The study gave two groups – one of 18–21 year olds and the other of 35–39-year-olds – 90 seconds to translate images into numbers using a simple code. The study found that while the younger group were quicker when uninterrupted, when both groups were interrupted by a phone call or text message the older group caught up in speed and accuracy.
“The older people think more slowly, but they have a faster fluid intelligence, so they are better able to block out interruptions and choose what to focus on,” an author of the study said.
Online fraud rife
A UK Government-backed survey has found 12% of adult internet users fell victim to some kind of online fraud during 2006, reports ITWire.
About half of the victims were defrauded while shopping online, and one-third experienced some kind of bank account or credit card fraud. About two in five ran into some other kind of fraud. Some respondents experienced multiple types of fraud.
The average loss reported by the 2441 respondents was £875 ($2134).
The researchers suggested the high levels of fraud may be a result of the fact that slightly less than half of the respondents said they were responsible for their own online safety.
Britons aren’t all taking basic precautions: 17% still have no antivirus software, 22% do not use a firewall; 20% had not updated their antivirus software in the previous month; 23% had opened a file attached to an email from an unknown source;, and more than half used the same password on multiple websites.
Back home, the Commonwealth Bank has developed a new tool in its fight against internet bank fraud, reports the Australian Financial Review. The bank is introducing a free SMS-based service that will deliver single-use codes to secure transactions for 2.3 million internet banking customers.
Customers who register for the SMS NetCode scheme will be issued with security codes they can use for internet banking transactions.
Super industry will keep on booming
Super industry pioneer Garry Weaven predicts the total assets of the industry will quadruple to $4 trillion in 13 years.
He foresees super funds wanting a greater say in corporate governance because they will feel a greater weight of responsibility being in control of so much money.
Microsoft ‘Home of the Future’
Microsoft has unveiled its newest ‘Home of the Future’, one in which mobile phones can control room lighting, temperature, music and television – even the lock on the front door, reports Trendhunter.com .

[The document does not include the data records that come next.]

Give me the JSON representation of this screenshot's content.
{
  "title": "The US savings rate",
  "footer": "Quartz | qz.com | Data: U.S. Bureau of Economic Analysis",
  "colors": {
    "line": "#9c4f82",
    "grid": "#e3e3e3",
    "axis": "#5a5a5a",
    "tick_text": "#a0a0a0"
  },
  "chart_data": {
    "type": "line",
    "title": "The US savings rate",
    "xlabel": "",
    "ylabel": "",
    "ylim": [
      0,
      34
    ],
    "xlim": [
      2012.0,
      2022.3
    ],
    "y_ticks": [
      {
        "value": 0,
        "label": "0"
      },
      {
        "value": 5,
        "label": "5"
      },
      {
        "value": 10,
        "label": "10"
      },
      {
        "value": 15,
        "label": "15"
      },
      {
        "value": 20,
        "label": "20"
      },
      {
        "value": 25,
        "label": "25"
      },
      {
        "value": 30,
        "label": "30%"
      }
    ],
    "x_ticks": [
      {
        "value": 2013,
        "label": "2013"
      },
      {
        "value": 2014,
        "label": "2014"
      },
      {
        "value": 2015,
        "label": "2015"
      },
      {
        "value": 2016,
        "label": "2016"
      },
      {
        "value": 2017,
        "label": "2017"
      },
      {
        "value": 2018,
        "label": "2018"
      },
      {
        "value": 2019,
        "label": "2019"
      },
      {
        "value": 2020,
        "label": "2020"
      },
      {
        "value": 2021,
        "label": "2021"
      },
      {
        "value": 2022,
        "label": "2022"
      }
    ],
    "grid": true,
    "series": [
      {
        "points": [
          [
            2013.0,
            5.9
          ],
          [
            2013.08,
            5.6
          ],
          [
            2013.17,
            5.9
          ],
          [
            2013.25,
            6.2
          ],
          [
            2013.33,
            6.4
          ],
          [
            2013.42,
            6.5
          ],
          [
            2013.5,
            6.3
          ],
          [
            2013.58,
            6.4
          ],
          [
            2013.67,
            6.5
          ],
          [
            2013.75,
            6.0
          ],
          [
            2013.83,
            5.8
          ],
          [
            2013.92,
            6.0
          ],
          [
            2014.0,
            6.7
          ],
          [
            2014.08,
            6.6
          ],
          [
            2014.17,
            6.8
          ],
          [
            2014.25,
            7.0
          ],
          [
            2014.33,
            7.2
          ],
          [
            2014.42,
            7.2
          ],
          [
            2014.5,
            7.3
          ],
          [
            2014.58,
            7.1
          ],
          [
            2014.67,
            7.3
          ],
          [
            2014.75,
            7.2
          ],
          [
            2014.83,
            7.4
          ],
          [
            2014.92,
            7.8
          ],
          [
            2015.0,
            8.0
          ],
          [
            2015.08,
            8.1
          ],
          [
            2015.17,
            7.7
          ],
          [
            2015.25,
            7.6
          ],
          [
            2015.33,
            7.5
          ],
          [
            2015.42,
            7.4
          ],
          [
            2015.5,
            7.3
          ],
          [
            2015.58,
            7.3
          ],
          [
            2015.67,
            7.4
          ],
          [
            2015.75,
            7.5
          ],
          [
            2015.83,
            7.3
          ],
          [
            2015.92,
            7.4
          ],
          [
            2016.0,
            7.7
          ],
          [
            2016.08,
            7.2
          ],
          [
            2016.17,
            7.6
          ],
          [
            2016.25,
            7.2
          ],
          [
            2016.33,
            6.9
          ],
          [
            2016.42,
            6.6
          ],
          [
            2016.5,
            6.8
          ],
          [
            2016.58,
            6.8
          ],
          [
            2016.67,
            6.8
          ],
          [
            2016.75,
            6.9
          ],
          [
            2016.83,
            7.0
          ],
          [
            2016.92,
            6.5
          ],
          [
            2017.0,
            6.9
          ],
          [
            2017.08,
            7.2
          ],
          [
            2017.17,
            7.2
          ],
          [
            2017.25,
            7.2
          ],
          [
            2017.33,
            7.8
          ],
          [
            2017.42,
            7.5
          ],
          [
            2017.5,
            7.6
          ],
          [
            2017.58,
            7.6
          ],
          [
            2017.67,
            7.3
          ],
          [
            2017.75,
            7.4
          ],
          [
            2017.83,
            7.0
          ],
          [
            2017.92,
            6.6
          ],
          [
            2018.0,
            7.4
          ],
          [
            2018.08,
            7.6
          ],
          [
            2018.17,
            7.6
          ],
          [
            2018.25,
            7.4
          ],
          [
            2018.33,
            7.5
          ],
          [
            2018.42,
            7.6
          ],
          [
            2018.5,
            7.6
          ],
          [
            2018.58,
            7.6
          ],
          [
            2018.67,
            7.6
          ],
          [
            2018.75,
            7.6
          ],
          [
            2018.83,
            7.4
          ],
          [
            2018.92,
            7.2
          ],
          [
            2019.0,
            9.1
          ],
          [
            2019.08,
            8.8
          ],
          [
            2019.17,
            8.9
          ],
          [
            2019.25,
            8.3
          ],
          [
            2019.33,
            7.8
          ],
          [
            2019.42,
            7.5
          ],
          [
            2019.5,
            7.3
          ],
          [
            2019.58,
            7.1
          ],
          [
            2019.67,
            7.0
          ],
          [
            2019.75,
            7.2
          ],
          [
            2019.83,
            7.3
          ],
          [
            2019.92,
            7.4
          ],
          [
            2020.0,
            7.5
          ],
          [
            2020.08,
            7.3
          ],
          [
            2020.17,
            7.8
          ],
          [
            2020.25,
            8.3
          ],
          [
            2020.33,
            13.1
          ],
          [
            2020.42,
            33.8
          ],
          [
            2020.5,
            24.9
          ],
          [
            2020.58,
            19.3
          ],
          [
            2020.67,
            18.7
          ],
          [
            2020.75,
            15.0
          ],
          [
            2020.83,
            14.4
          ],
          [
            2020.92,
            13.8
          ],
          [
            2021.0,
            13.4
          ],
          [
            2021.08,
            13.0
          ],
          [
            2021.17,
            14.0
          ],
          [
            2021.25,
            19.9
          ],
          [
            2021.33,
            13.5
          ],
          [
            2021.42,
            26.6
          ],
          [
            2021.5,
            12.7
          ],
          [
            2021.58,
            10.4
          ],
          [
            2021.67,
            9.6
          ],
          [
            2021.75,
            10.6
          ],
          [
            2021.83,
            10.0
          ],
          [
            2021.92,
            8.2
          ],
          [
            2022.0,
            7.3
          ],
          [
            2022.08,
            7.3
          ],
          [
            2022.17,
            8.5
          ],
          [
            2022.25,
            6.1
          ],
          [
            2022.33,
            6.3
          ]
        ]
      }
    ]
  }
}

Established 12 years ago, the Home of the Future, is a series of rooms filled with working prototypes and technology concepts the company considers are just five to 10 years from becoming available to the public. But it is only open to the company’s employees, customers and others to tour by appointment.
So what’s coming? One room has a projection system that provides digital wallpaper, which can be changed according to the occupants’ mood.
In the dining room, the table can turn into a large, touch-sensitive computer screen. The children’s room has a computer that senses when a toy is returned to the proper bin and awards points.
Money phone
Sick of carrying your wallet as well as your phone in bulging pockets?
Soon, you may be able to go shopping just by swiping your mobile over a magnetic reader. Discover, a credit card insurer, and wireless equipment maker Motorola, are testing the money phone in Chicago and Salt Lake City, reports the Australian newspaper.
The phone contains a chip that is usually embedded in a credit card. The magnetic readers extract information from it via radio waves. But before the technology is introduced, consumer fears about security will have to be resolved.